The climate crisis poses a severe threat to humanity, with the African continent unfortunately bearing the harshest impacts. Despite minimal contributions to global emissions, Africa is already experiencing intense consequences from climate change, including flooding, drought, famine, and extreme heat. The recent climate-fueled disasters across the world, from floods in China to wildfires in North America, are the intolerable "new normal" Africa has faced for years, with scarce global concern. Africa's plight should resound an unequivocal call for immediate worldwide action.
Fortunately, the world is mobilizing capital flows, both private investment and development assistance, toward Africa as well as other vulnerable regions. June's Global Reconstruction Summit in Paris continued dialogues on reshaping our international economic architecture. As we meet in Nairobi for the Africa Climate Summit, and look ahead to 2023, China, the EU, G7, BRICS, and other major economies must engage concretely to deliver outcomes matching the scale and urgency of the climate crisis. People across the Global South cannot afford to wait years for action.
Africa's plight highlights the urgent need for immediate global action. Current emissions trajectories put us on track for 2.5°C or more warming compared to pre-industrial levels. While the 1.5°C target may already be out of reach, every fraction of a degree matters greatly. Vast numbers of lives hang in the balance between 1.5°C and 2.5°C of warming. Without rapid acceleration of climate efforts, future generations will rightly judge today's leaders harshly. What will our legacy be? Unabated geopolitical tensions as climate chaos intensifies? Further erosion of global cooperation? Or courageous resolve to confront the existential challenge of our lifetimes? We may be the last generation able to meaningfully steer our climate future before irreversible tipping points are crossed.
President Xi is not attending the G20 summit in India, because the G20 is key for preparing for the next COP28. We need continued resolute action there. In global climate governance, it's all about the U.S. and China. The rest can work if those two cooperate. The big problem, the big stumbling block, is this permanent opposition between the U.S. and China. We must overcome that. The only way is for the two leaders to talk. We need much more engagement among countries.
Positively, China leads globally in deploying renewable energy like solar and wind. However, there might be some slowdown because of rising interest rates, etc. If we want to save the climate in the short term, we must focus on fugitive methane emissions, which have a warming potential 80 times bigger than CO2. China has not joined the Global Methane Pledge or related efforts, but also Iran, several Middle Eastern countries, Russia, etc. This is a low-hanging fruit where a lot of progress can be achieved quickly and efficiently.
Besides, phasing out coal must return firmly to the global agenda. We see continued high demand for coal globally. Russia decided to stop supplying gas to Europe and is unable to send it elsewhere. Many countries deprived of gas have reverted to coal because the alternatives are expensive. But this is an extraordinarily dangerous trend.

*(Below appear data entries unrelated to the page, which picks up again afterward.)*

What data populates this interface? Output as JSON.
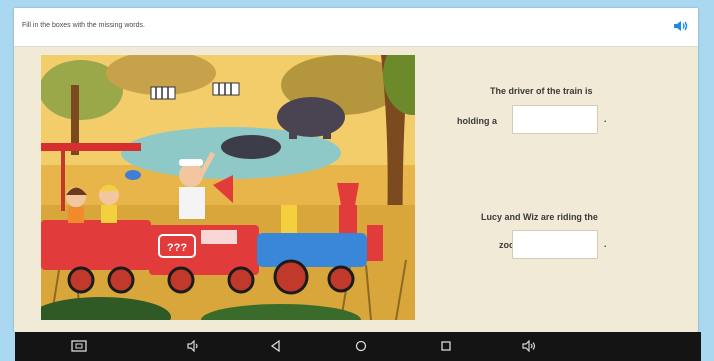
{
  "instruction": "Fill in the boxes with the missing words.",
  "questions": [
    {
      "line1": "The driver of the train is",
      "prefix": "holding a",
      "answer_value": "",
      "suffix": "."
    },
    {
      "line1": "Lucy and Wiz are riding the",
      "prefix": "zoo",
      "answer_value": "",
      "suffix": "."
    }
  ],
  "scene": {
    "train_sign": "???"
  },
  "icons": {
    "speaker": "speaker-icon",
    "screenshot": "screenshot-icon",
    "volume_down": "volume-down-icon",
    "back": "back-icon",
    "home": "home-icon",
    "recents": "recents-icon",
    "volume_up": "volume-up-icon"
  },
  "colors": {
    "page_bg": "#a9d8f0",
    "panel_bg": "#f0ead7",
    "nav_bg": "#141414",
    "accent_blue": "#1e88e5"
  }
}
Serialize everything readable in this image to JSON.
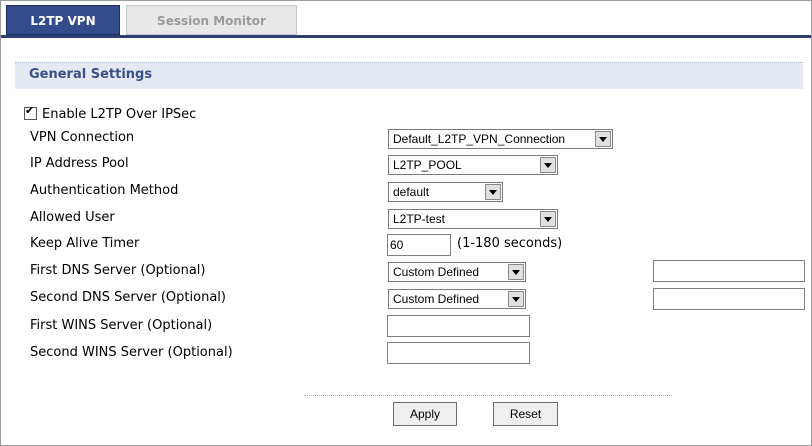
{
  "tabs": [
    {
      "label": "L2TP VPN",
      "active": true
    },
    {
      "label": "Session Monitor",
      "active": false
    }
  ],
  "section": {
    "title": "General Settings"
  },
  "enable": {
    "label": "Enable L2TP Over IPSec",
    "checked": true
  },
  "fields": {
    "vpn_connection": {
      "label": "VPN Connection",
      "value": "Default_L2TP_VPN_Connection"
    },
    "ip_pool": {
      "label": "IP Address Pool",
      "value": "L2TP_POOL"
    },
    "auth_method": {
      "label": "Authentication Method",
      "value": "default"
    },
    "allowed_user": {
      "label": "Allowed User",
      "value": "L2TP-test"
    },
    "keep_alive": {
      "label": "Keep Alive Timer",
      "value": "60",
      "hint": "(1-180 seconds)"
    },
    "first_dns": {
      "label": "First DNS Server (Optional)",
      "value": "Custom Defined",
      "custom_value": ""
    },
    "second_dns": {
      "label": "Second DNS Server (Optional)",
      "value": "Custom Defined",
      "custom_value": ""
    },
    "first_wins": {
      "label": "First WINS Server (Optional)",
      "value": ""
    },
    "second_wins": {
      "label": "Second WINS Server (Optional)",
      "value": ""
    }
  },
  "buttons": {
    "apply": "Apply",
    "reset": "Reset"
  },
  "colors": {
    "tab_active": "#334a8b",
    "section_bg": "#e4e9f4",
    "section_title": "#3a4f86"
  }
}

We should hopefully see more efforts toward energy efficiency, efficient appliances, and standards in this area— air conditioning for example— to reduce growth in electricity demand and pressure on generation. I'd like to highlight three risks that China, the EU, and the U.S. all face in this increasingly destabilizing environment.
China, on the one hand, is the absolute renewable energy deployment champion globally, which is extraordinary. But on the other hand, China risks harming its reputation with developing countries. As climate impacts accelerate, the Global South increasingly views China as a source of destabilization rather than an ally.
Secondly, for the EU, we must accelerate decreasing our emissions. Emissions continue declining overall in the EU, even last year, facing the abrupt fallout from Russia's behavior in the energy sector, emissions continued to fall. However, the EU must hasten its emission reductions to credibly advocate for more climate ambition globally.
The United States also needs far more ambitious emission reductions, as their greenhouse gas emissions are not falling. Current U.S. efforts are vastly insufficient considering its global responsibilities.
So, what concrete actions can we take? I believe three things are crucial. First, Russia, the EU, the US, and China must be considered responsible players who accept their duties as the largest historical and current CO2 and greenhouse gas emitters. They must take reasonable measures. We must combat imported deforestation – low-hanging fruit for action. China has done admirable domestic work reforesting and protecting forests but now must address its imported deforestation impact. The EU is attempting to tackle this issue while the US lags.
Methane reduction is another vital step. Implementing COP15 biodiversity commitments represents the sole chance to preserve forests and oceans as carbon sinks. If these are lost, rebuilding them will be impossible, with severe consequences.
Elevating global climate finance contributions is also key. China should now provide its fair share, given its economic stature. We must fulfil and even exceed, the $100 billion annual target. This funding enables developing nations to build resilience despite inadequate levels currently.
Aviation biofuel blending mandates, already undertaken by Europe and China, should expand to the Middle East and beyond. This will incrementally raise ticket prices, but with collective participation, the burden would balance.
We must develop clear roadmaps for reducing coal-fired generation, rather than rely solely on marginal improvements. This issue warrants urgent attention.